Even so, unlike a taillight, the state makes it easy to get out of the drug ticket. All you need do is call a hotline for some kind of health assessment.
Per Fox News, the results are catastrophic for people and neighborhoods. A mere 16 months after this approach went into effect, “overdose deaths hit an all-time high in 2021 with 1069, a 41% increase from 2020.” And pretty much no one is seeking treatment, when getting people into treatment was the primary selling point of the ballot measure: “According to The Lund Report, after one year, just 136 people had entered treatment, less than 1% of those helped by Measure 110. But the actual number may be even lower.”
The range of the fallout goes beyond drug users:
“What we’re absolutely seeing is that as drug possession has been decriminalized, property crimes have increased and so has violent crime,” said District Attorney Kevin Barnett of Washington County, Oregon. Police in rural parts of Oregon also tell Fox News they are seeing more theft as people steal to feed their addiction.
Portland, the state’s largest city, set an all-time record with 90 murders in 2021. Police in Multnomah County link these to Measure 110, saying there’s been a rise in homicides tied to drug turf wars between gangs.

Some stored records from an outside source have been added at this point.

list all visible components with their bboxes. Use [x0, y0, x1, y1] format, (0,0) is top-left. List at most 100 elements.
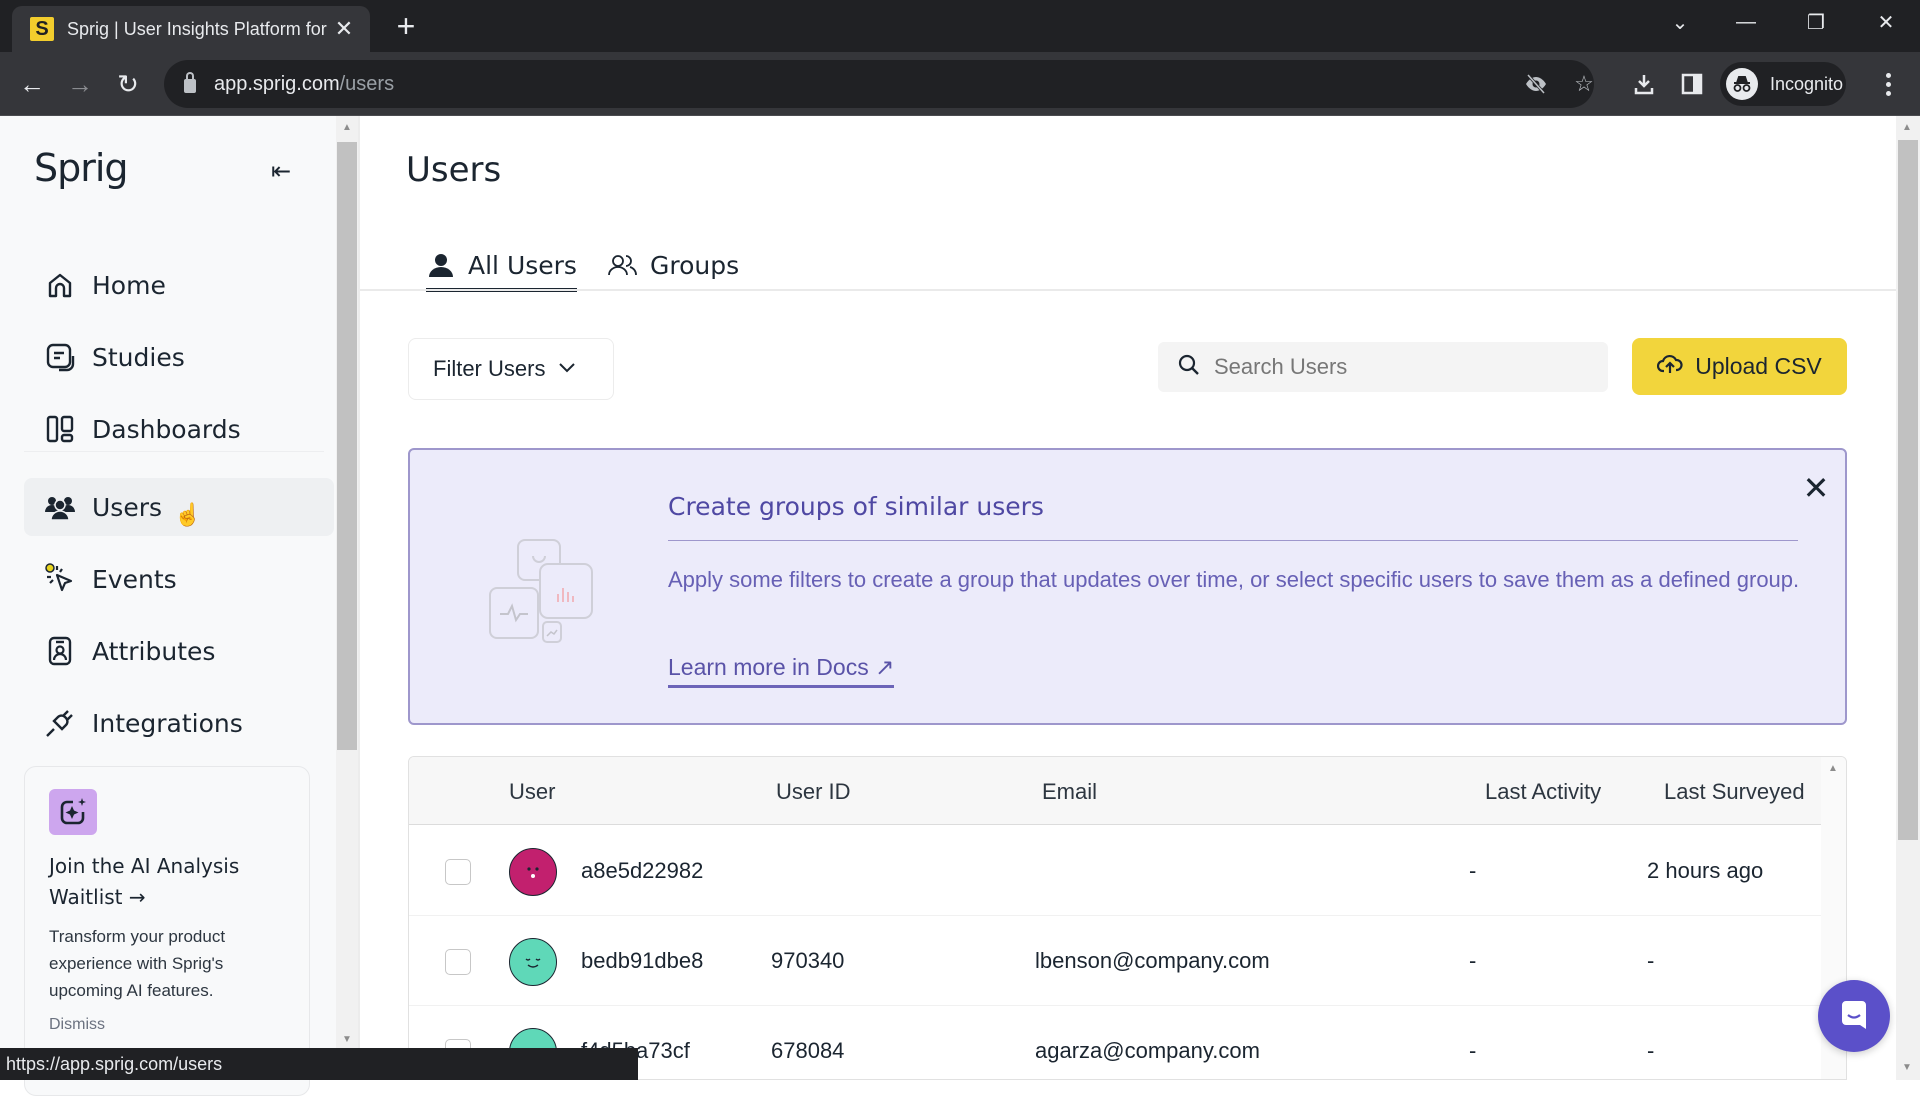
side-panel-icon[interactable]: [1674, 66, 1710, 102]
column-header-last-activity[interactable]: Last Activity: [1485, 779, 1601, 805]
sidebar-item-label: Attributes: [92, 636, 216, 666]
scroll-down-arrow-icon[interactable]: ▼: [1902, 1062, 1912, 1073]
chevron-down-icon: [559, 360, 576, 378]
user-id: 970340: [771, 948, 845, 973]
hand-cursor-icon: ☝: [174, 502, 202, 527]
ai-waitlist-link[interactable]: Join the AI Analysis Waitlist →: [49, 851, 285, 913]
user-email: agarza@company.com: [1035, 1038, 1260, 1063]
banner-title: Create groups of similar users: [668, 492, 1044, 521]
user-name[interactable]: bedb91dbe8: [581, 948, 703, 974]
column-header-email[interactable]: Email: [1042, 779, 1097, 805]
bookmark-star-icon[interactable]: ☆: [1570, 70, 1598, 98]
home-icon: [44, 269, 76, 301]
new-tab-button[interactable]: +: [388, 8, 424, 44]
last-surveyed: 2 hours ago: [1647, 858, 1764, 883]
dismiss-button[interactable]: Dismiss: [49, 1016, 285, 1034]
create-groups-banner: Create groups of similar users Apply som…: [408, 448, 1847, 725]
column-header-last-surveyed[interactable]: Last Surveyed: [1664, 779, 1805, 805]
chat-icon: [1842, 1001, 1866, 1029]
user-id: 678084: [771, 1038, 845, 1063]
page-scrollbar-thumb[interactable]: [1898, 140, 1918, 840]
close-banner-icon[interactable]: ✕: [1798, 470, 1834, 506]
filter-users-dropdown[interactable]: Filter Users: [408, 338, 614, 400]
sidebar-item-label: Integrations: [92, 708, 243, 738]
sidebar-item-integrations[interactable]: Integrations: [24, 694, 334, 752]
back-button[interactable]: ←: [14, 66, 50, 102]
close-tab-icon[interactable]: ✕: [332, 16, 356, 42]
tab-search-chevron-icon[interactable]: ⌄: [1650, 0, 1710, 44]
browser-toolbar: ← → ↻ app.sprig.com/users ☆ Incognito: [0, 52, 1920, 116]
user-name[interactable]: a8e5d22982: [581, 858, 703, 884]
sidebar-divider: [24, 451, 324, 452]
learn-more-docs-link[interactable]: Learn more in Docs ↗: [668, 654, 895, 688]
table-row[interactable]: bedb91dbe8 970340 lbenson@company.com - …: [409, 916, 1821, 1006]
minimize-button[interactable]: —: [1716, 0, 1776, 44]
browser-tab[interactable]: S Sprig | User Insights Platform for ✕: [12, 6, 370, 52]
integrations-icon: [44, 707, 76, 739]
scroll-up-arrow-icon[interactable]: ▲: [1902, 122, 1912, 133]
url-host: app.sprig.com: [214, 72, 340, 95]
last-activity: -: [1469, 1038, 1477, 1063]
close-window-button[interactable]: ✕: [1856, 0, 1916, 44]
scroll-down-arrow-icon[interactable]: ▼: [341, 1034, 353, 1046]
search-users-input[interactable]: [1214, 354, 1594, 380]
browser-tab-strip: S Sprig | User Insights Platform for ✕ +…: [0, 0, 1920, 52]
ai-waitlist-card: Join the AI Analysis Waitlist → Transfor…: [24, 766, 310, 1096]
last-surveyed: -: [1647, 948, 1655, 973]
restore-button[interactable]: ❐: [1786, 0, 1846, 44]
sidebar-item-studies[interactable]: Studies: [24, 328, 334, 386]
banner-divider: [668, 540, 1798, 541]
download-icon[interactable]: [1626, 66, 1662, 102]
sidebar-item-home[interactable]: Home: [24, 256, 334, 314]
tab-label: Groups: [650, 250, 740, 280]
upload-csv-button[interactable]: Upload CSV: [1632, 338, 1847, 395]
url-text: app.sprig.com/users: [214, 73, 394, 96]
avatar: [509, 848, 557, 896]
incognito-icon: [1726, 68, 1758, 100]
user-icon: [426, 250, 456, 280]
page-title: Users: [406, 150, 502, 190]
filter-users-label: Filter Users: [433, 356, 546, 381]
collapse-sidebar-icon[interactable]: ⇤: [266, 156, 296, 186]
forward-button[interactable]: →: [62, 66, 98, 102]
sprig-favicon-icon: S: [30, 17, 54, 41]
tab-groups[interactable]: Groups: [608, 240, 739, 290]
sidebar-item-attributes[interactable]: Attributes: [24, 622, 334, 680]
last-activity: -: [1469, 858, 1477, 883]
eye-off-icon[interactable]: [1522, 70, 1550, 98]
reload-button[interactable]: ↻: [110, 66, 146, 102]
tabs-divider: [360, 289, 1896, 291]
avatar: [509, 938, 557, 986]
row-checkbox[interactable]: [445, 859, 471, 885]
dashboards-icon: [44, 413, 76, 445]
sidebar-item-dashboards[interactable]: Dashboards: [24, 400, 334, 458]
table-header: User User ID Email Last Activity Last Su…: [409, 757, 1821, 825]
link-preview-status: https://app.sprig.com/users: [0, 1048, 638, 1080]
search-users-field[interactable]: [1158, 342, 1608, 392]
incognito-label: Incognito: [1770, 73, 1844, 94]
ai-waitlist-description: Transform your product experience with S…: [49, 927, 226, 1000]
column-header-user-id[interactable]: User ID: [776, 779, 851, 805]
user-email: lbenson@company.com: [1035, 948, 1270, 973]
scroll-up-arrow-icon[interactable]: ▲: [1828, 763, 1838, 774]
incognito-profile-button[interactable]: Incognito: [1720, 62, 1846, 106]
sidebar-item-events[interactable]: Events: [24, 550, 334, 608]
sidebar-border: [358, 116, 360, 1080]
chat-support-button[interactable]: [1818, 980, 1890, 1052]
scroll-up-arrow-icon[interactable]: ▲: [341, 122, 353, 134]
groups-illustration-icon: [488, 538, 598, 648]
sidebar-item-label: Home: [92, 270, 166, 300]
sidebar: Sprig ⇤ Home Studies Dashboards Users ☝ …: [0, 116, 336, 1096]
table-row[interactable]: a8e5d22982 - 2 hours ago: [409, 826, 1821, 916]
address-bar[interactable]: app.sprig.com/users ☆: [164, 60, 1594, 108]
lock-icon: [184, 72, 196, 93]
browser-menu-icon[interactable]: [1876, 66, 1900, 102]
column-header-user[interactable]: User: [509, 779, 555, 805]
cloud-upload-icon: [1657, 353, 1683, 381]
sidebar-item-label: Events: [92, 564, 177, 594]
sprig-logo[interactable]: Sprig: [34, 146, 129, 190]
row-checkbox[interactable]: [445, 949, 471, 975]
sidebar-item-label: Users: [92, 492, 163, 522]
sidebar-scrollbar-thumb[interactable]: [337, 142, 357, 750]
tab-all-users[interactable]: All Users: [426, 240, 577, 292]
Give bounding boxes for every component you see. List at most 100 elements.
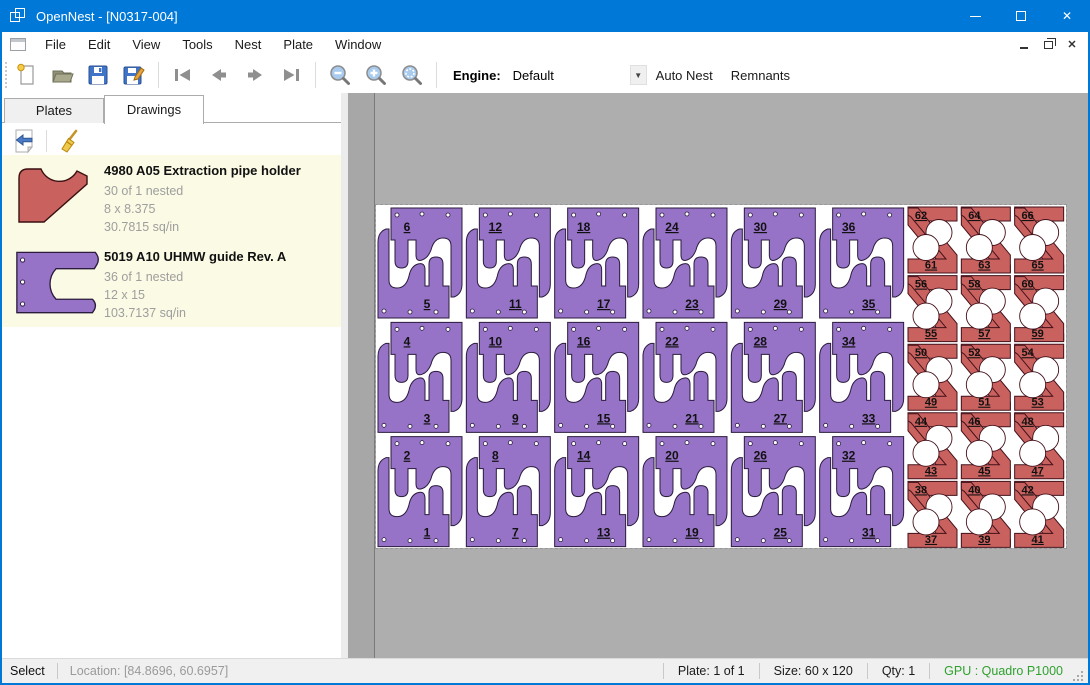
- red-part-pair[interactable]: 6463: [961, 207, 1010, 273]
- return-part-button[interactable]: [10, 127, 40, 155]
- remnants-button[interactable]: Remnants: [722, 62, 799, 89]
- svg-text:65: 65: [1032, 260, 1044, 272]
- new-button[interactable]: [8, 59, 44, 91]
- svg-text:14: 14: [577, 449, 591, 463]
- tab-plates[interactable]: Plates: [4, 98, 104, 123]
- red-part-pair[interactable]: 4847: [1015, 413, 1064, 479]
- red-part-pair[interactable]: 5049: [908, 344, 957, 410]
- minimize-button[interactable]: [952, 0, 998, 32]
- auto-nest-button[interactable]: Auto Nest: [647, 62, 722, 89]
- purple-part-pair[interactable]: 43: [378, 322, 462, 432]
- purple-part-pair[interactable]: 21: [378, 437, 462, 547]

“The streets of downtown Portland, Oregon, resemble an open-air drug market,” adds Fox News. Hard drug use is “rampant and often visible on city streets. Portland police officers drive by homeless addicts buying and using.”
Currently, of all 50 states, Oregon has the second-highest rate of per capita addiction. An incredible one in five adults is now a drug addict.
People — well, dumb people — always say, “What’s the difference between drugs and alcohol?” The differences are legion. To begin with, it is much more difficult to become addicted to alcohol. Then there’s the fact that alcohol is not always consumed with the sole purpose of getting high or drunk. The sole purpose behind any drug is to get loaded.
Stigmas are important. Stigmas work. Once you remove the stigma from something, people begin to believe it’s not too bad or too dangerous. Well, if the state doesn’t make such a big deal about a little heroin or meth, why should I? It can’t be that dangerous, right?
And then, before you know it, those drugs have gotten ahold of you, and your life is either forever ruined or altered because that addiction is something you will fight for the rest of your life.
On one level, I agree with the new thinking behind addiction. We should at least try rehab before throwing someone in prison. My heart breaks for addicts. Those who sincerely want to get their life together should be given at least the chance to do so.
But if your heart breaks for addicts, that same heart should rage against a state that is deliberately creating more and more addicts through the insane idea of decriminalization.
This is what happens when Democrats rule, including, in this case, Democrat voters by way of a ballot measure. These idiots worry about everything but what matters, and the fallout is always the same: more death and lowered quality of life.